Tuesday, July 10, 2012

I have a right!!

This morning, I overheard some social media mockery of an old 2010 European Union idea to grant vacation trips as a "right":
Under the scheme, British pensioners could be given cut-price trips to Spain, while Greek teenagers could be taken around disused mills in Manchester to experience the cultural diversity of Europe.
I don't know what became of the idea, but I don't object to it. In general, I believe that the more rights we recognize, the richer we are.

Those who disagree, are likely under the mistaken idea that human rights are something inalienable and endowed by a creator. Precious (and exquisite) as this idea might be, it is merely an intellectual construct, like tzimtzum or the Christian idea that God made himself into a man to give us the ability to satisfy a debt to him. However, long lasting and powerful those constructs might be, they don't correspond to anything that actually happened. God didn't literally constrict himself to make the universe just as he didn't literally endow us with a small set of rights, rights that magically happened to have been prized by 18th century men, to the exclusion of rights valued by people who live in our century.

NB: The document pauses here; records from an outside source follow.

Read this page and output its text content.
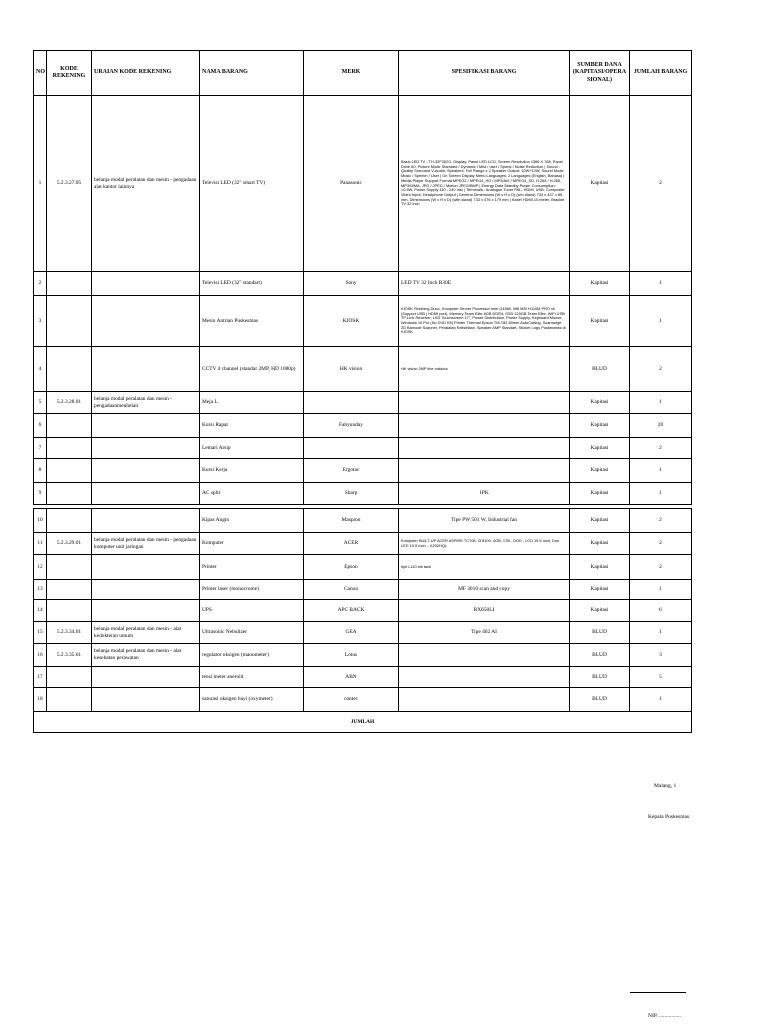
NO	KODE REKENING	URAIAN KODE REKENING	NAMA BARANG	MERK	SPESIFIKASI BARANG	SUMBER DANA (KAPITASI/OPERA SIONAL)	JUMLAH BARANG
1	5.2.3.27.05	belanja modal peralatan dan mesin - pengadaan alat kantor lainnya	Televisi LED (32" smart TV)	Panasonic	Basic LED TV - TH-32F302G, Display: Panel LED LCD, Screen Resolution 1366 X 768, Panel Drive 60, Picture Mode Standard / Dynamic / Mild / user / Sports / Noise Reduction | Sound : Quality Surround V-Audio, Speakers: Full Range x 2 Speaker Output: 10W+10W, Sound Mode Music / Speech / User | On Screen Display Menu Languages: 2 Languages (English, Bahasa) | Media Player Support Format MPEG2 / MPEG4_HD / MP3/AVI / MPEG4_SD, H.264 / H.265, MP3/WMA, JPG / JPEG / Motion JPEG/BMP | Energy Data Standby Power Consumption: <0.5W, Power Supply 110 - 240 Vac | Terminals : Analogue Tuner PAL, HDMI, USB, Composite Video Input, Headphone Output | General Dimensions (W x H x D) (w/o stand) 733 x 437 x 85 mm, Dimensions (W x H x D) (with stand) 733 x 476 x 179 mm | Kabel HDMI 10 meter, Bracket TV 32 inch	Kapitasi	2
2			Televisi LED (32" standart)	Sony	LED TV 32 Inch R30E	Kapitasi	1
3			Mesin Antrian Puskesmas	KIOSK	KIOSK Finishing Duco, Komputer Server Processor Intel G4560, MB MSI H110M PRO vh (Support USB | HDMI port), Memory Team Elite 8GB DDR4, SSD 120GB Team Elite, WiFi USB TP-Link Receiver, LED Touchscreen 17", Power Distribution, Power Supply, Keyboard Mouse, Windows 10 Pro (No DVD Kit) Printer Thermal Epson TM-T82 80mm AutoCutting, Scanbarge 2D Barcode Scanner, Peralatan Kelistrikan, Speaker AMP Standart, Sticker Logo Puskesmas di KIOSK	Kapitasi	1
4			CCTV 4 channel (standar 2MP, HD 1080p)	HK vision	HK vision 2MP line outdoor	BLUD	2
5	5.2.3.28.01	belanja modal peralatan dan mesin - pengadaanmeubelair	Meja L			Kapitasi	1
6			Kursi Rapat	Fabyunday		Kapitasi	20
7			Lemari Arsip			Kapitasi	2
8			Kursi Kerja	Ergotac		Kapitasi	1
9			AC split	Sharp	1PK	Kapitasi	1
10			Kipas Angin	Maspion	Tipe PW 501 W, Industrial fan	Kapitasi	2
11	5.2.3.29.01	belanja modal peralatan dan mesin - pengadaan komputer unit jaringan	Komputer	ACER	Komputer BUILT-UP ACER ASPIRE TC708, I3 8100, 4GB, 1TB , DOD , LCD 19.5 Inch, Dos LED 19.5 Inch – K202HQL	Kapitasi	2
12			Printer	Epson	tipe L110 ink tank	Kapitasi	2
13			Printer laser (monocrome)	Canon	MF 3010 scan and copy	Kapitasi	1
14			UPS	APC BACK	BX650LI	Kapitasi	6
15	5.2.3.34.01	belanja modal peralatan dan mesin - alat kedokteran umum	Ultrasonic Nebulizer	GEA	Tipe 402 AI	BLUD	1
16	5.2.3.35.01	belanja modal peralatan dan mesin - alat kesehatan perawatan	regulator oksigen (manometer)	Lotus		BLUD	3
17			tensi meter aneroid	ABN		BLUD	5
18			saturasi oksigen bayi (oxymeter)	contec		BLUD	1
JUMLAH							
Malang, 1
Kepala Puskesmas
NIP. ................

In reality, rights are endowed (and revoked)  by communities, not God. As the Founding Fathers surely realized saying something "came from God " gives it more power. (Old trick.) But flowery rhetoric aside, they weren't making a statement about the real nature of things.

As they knew (because they created it themselves) there is nothing inevitable or final about the Bill of Rights, or any other list of rights. Rights are created, propagated, and accepted by a community  for its own relative reasons. Though of course we hope and pray the rights we prize are left alone, realistically speaking nothing stops another community from abrogating or amending the list as it sees fit.  (Even the Bill of Rights is subject to this: Article V of the U.S Constitution anticipates that we may one day wish to change things.)

The reality is that any society can choose to grant its members anything it wishes to grant them. It can also draw the line wherever it wishes. My shul, for example, has decided that all members are entitled to an aliya every year. This decision, technically, has created a right, the right to an annual aliya. In Europe, the "members" apparently were close to deciding that everyone is entitled to a paid vacation. That's their prerogative.